Paintings Hermitage of Vera Cruz de Maderuelo (II)

Paintings Hermitage of Vera Cruz de Maderuelo (II)
Paintings Hermitage of Vera Cruz de Maderuelo (II)

Without any doubt, the wall paintings of the hermitage of Vera Cruz de Maderuelo in Segovia, are one of the most outstanding examples of Romanesque painting in the Iberian Peninsula.

Special mention deserves what are perhaps two of the best-known scenes of the whole set located on the wall that closes the head and which represent the scenes of the Creation of Man and Original Sin.

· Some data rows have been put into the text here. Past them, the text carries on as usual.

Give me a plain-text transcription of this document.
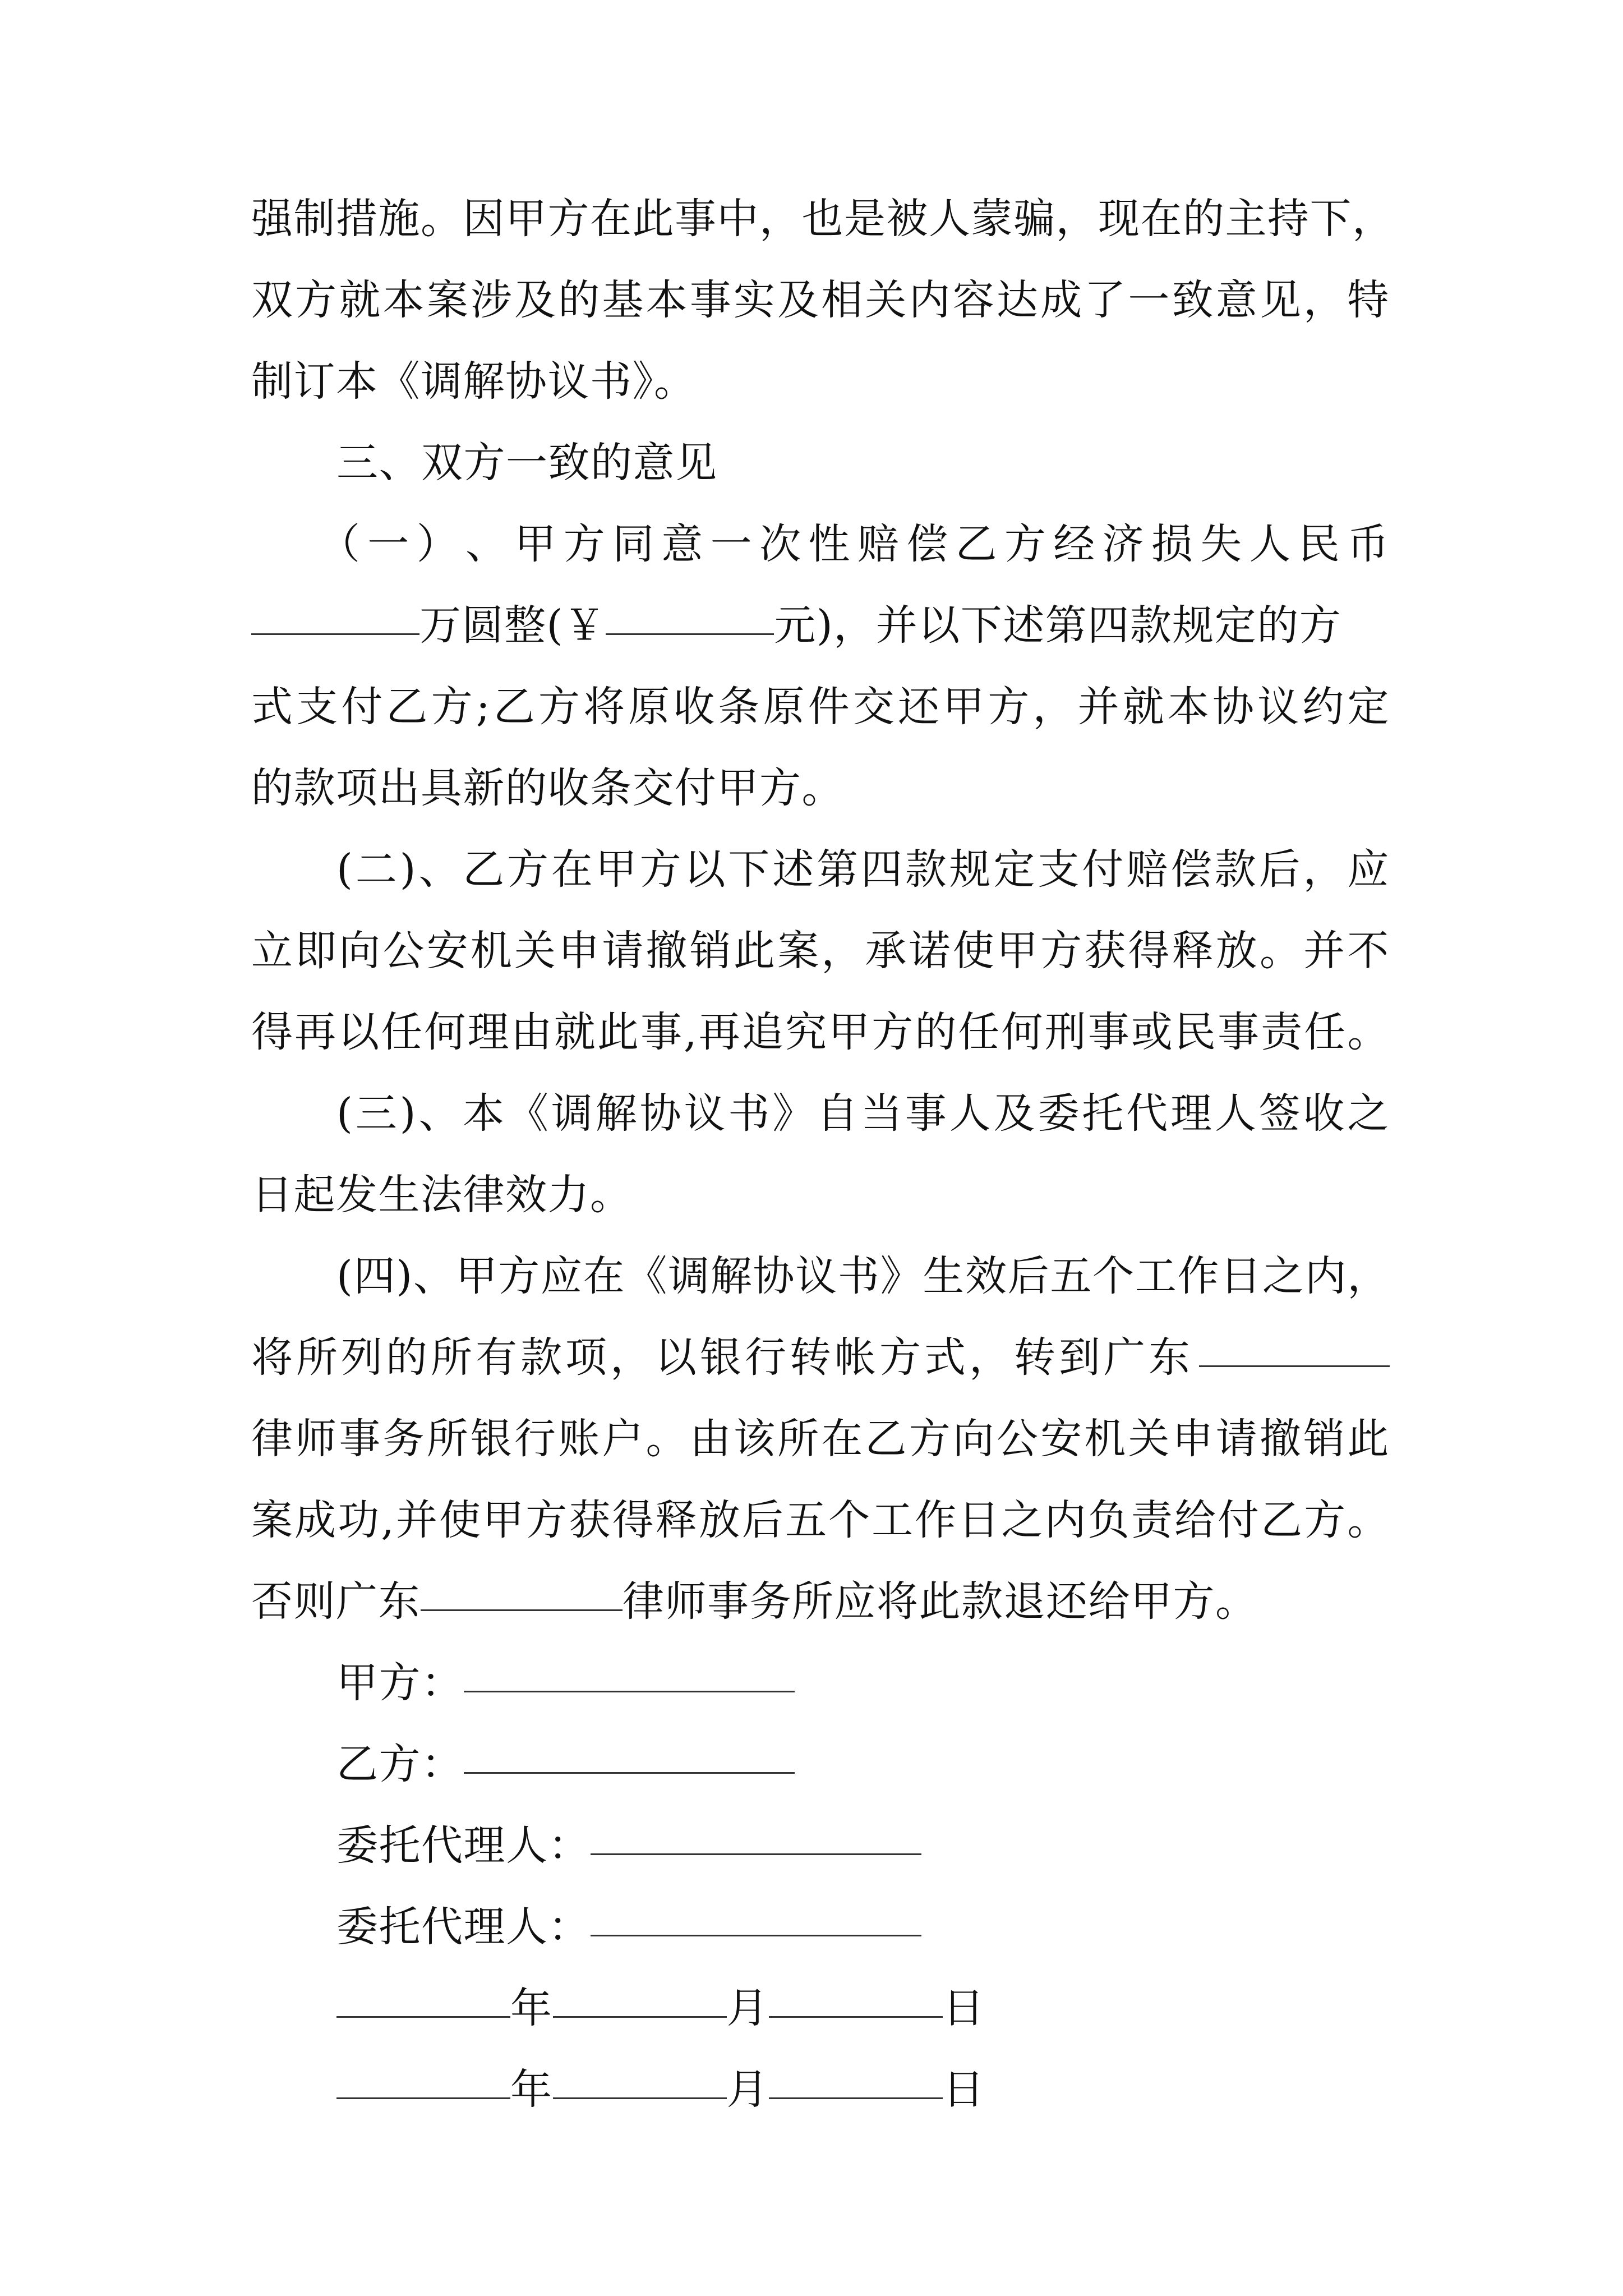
强 制 措 施 。 因 甲 方 在 此 事 中 ， 也 是 被 人 蒙 骗 ， 现 在 的 主 持 下 ，
双 方 就 本 案 涉 及 的 基 本 事 实 及 相 关 内 容 达 成 了 一 致 意 见 ， 特
制订本《调解协议书》。
三、双方一致的意见
（ 一 ） 、 甲 方 同 意 一 次 性 赔 偿 乙 方 经 济 损 失 人 民 币
万圆整(￥	元)，并以下述第四款规定的方
式 支 付 乙 方 ; 乙 方 将 原 收 条 原 件 交 还 甲 方 ， 并 就 本 协 议 约 定
的款项出具新的收条交付甲方。
( 二 ) 、 乙 方 在 甲 方 以 下 述 第 四 款 规 定 支 付 赔 偿 款 后 ， 应
立 即 向 公 安 机 关 申 请 撤 销 此 案 ， 承 诺 使 甲 方 获 得 释 放 。 并 不
得 再 以 任 何 理 由 就 此 事 , 再 追 究 甲 方 的 任 何 刑 事 或 民 事 责 任 。
( 三 ) 、 本 《 调 解 协 议 书 》 自 当 事 人 及 委 托 代 理 人 签 收 之
日起发生法律效力。
( 四 ) 、 甲 方 应 在 《 调 解 协 议 书 》 生 效 后 五 个 工 作 日 之 内 ，
将所列的所有款项，以银行转帐方式，转到广东
律 师 事 务 所 银 行 账 户 。 由 该 所 在 乙 方 向 公 安 机 关 申 请 撤 销 此
案 成 功 , 并 使 甲 方 获 得 释 放 后 五 个 工 作 日 之 内 负 责 给 付 乙 方 。
否则广东	律师事务所应将此款退还给甲方。
甲方：
乙方：
委托代理人：
委托代理人：
年	月	日
年	月	日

In the creation scene we find the figures of Adam and God the Father, their strange position is determined by the law of adaptation to the frame; the two figures meet in a strange genuflection, arranged in an empty space that offers no reference to the viewer. Regarding the anatomical composition of Adam, we must point out how the artist draws numerous lines that describe the musculature of the first man and section his body in such a way that realism and naturalism are far from this representation.

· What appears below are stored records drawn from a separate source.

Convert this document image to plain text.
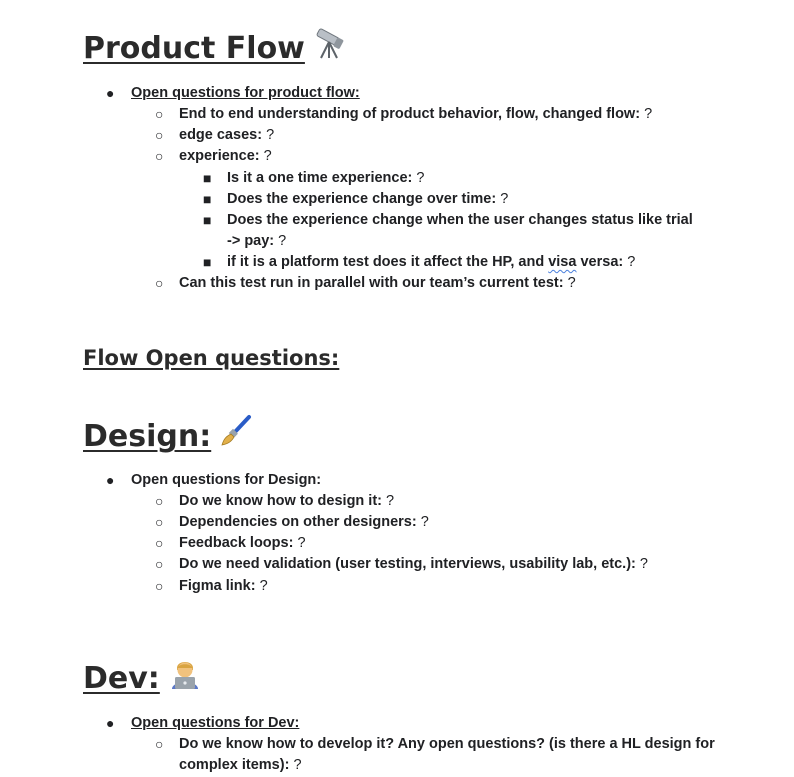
Product Flow
● Open questions for product flow:
○ End to end understanding of product behavior, flow, changed flow: ?
○ edge cases: ?
○ experience: ?
■ Is it a one time experience: ?
■ Does the experience change over time: ?
■ Does the experience change when the user changes status like trial
-> pay: ?
■ if it is a platform test does it affect the HP, and visa versa: ?
○ Can this test run in parallel with our team’s current test: ?
Flow Open questions:
Design:
● Open questions for Design:
○ Do we know how to design it: ?
○ Dependencies on other designers: ?
○ Feedback loops: ?
○ Do we need validation (user testing, interviews, usability lab, etc.): ?
○ Figma link: ?
Dev:
● Open questions for Dev:
○ Do we know how to develop it? Any open questions? (is there a HL design for
complex items): ?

In the Original Sin scene, Adam and Eve appear flanking the tree of knowledge where the demon in the form of a snake appears coiled offering Eve the forbidden fruit.

little wood

Adam appearswith his hand on his throat as medieval iconography dictates,with this gesture the first man repents of his sin. With the other hand Adam appears holding a fig leaf in order to cover his naked body, the same posture is takenby Eva since by committing the Original Sin in both the purity disappears and they are aware of their nudity for the first time.

Alongside the figures of the first men, two inscriptions appear behind Adam, we find the letters ATM, which has been interpreted by experts as the acronym for the Latin expression “Adam was dragged to death”, under the figure of Eve the letters ATEV allude to the fact that Adam gave life to Eve.

In the rest of the walls the apostles appear seated next to each other, they are carrying different objects and their gestures are hieratic, like the whole group. In this area, the influences that Byzantine art has on Maderuelo are notable, the figures appear sheltered by architectural spaces with porticoes and columns. In this way, the fact that the Italo-Byzantine current influenced the works of Maderuelo seems plausible, surely the guidelines of this stylistic current penetrated the Iberian Peninsula through the Camino de Santiago so that in a certain sense we also find a nexus of union between the paintings of the Tahull area and those that concern us here.

But without a doubt, if the Romanesque paintings of the Vera Cruz hermitage in Maderuelo seem to be influenced by another work, this would be without a doubt the paintings of San Baudelio de Berlanga; this is so to the point that many art historians hold the thesis that both wall paintings were made by the same workshop.

Be that as it may, the truth is that inMaderuelo we find some of the most important Romanesque paintings of the time despite the simplicity of the small hermitage that shelters them.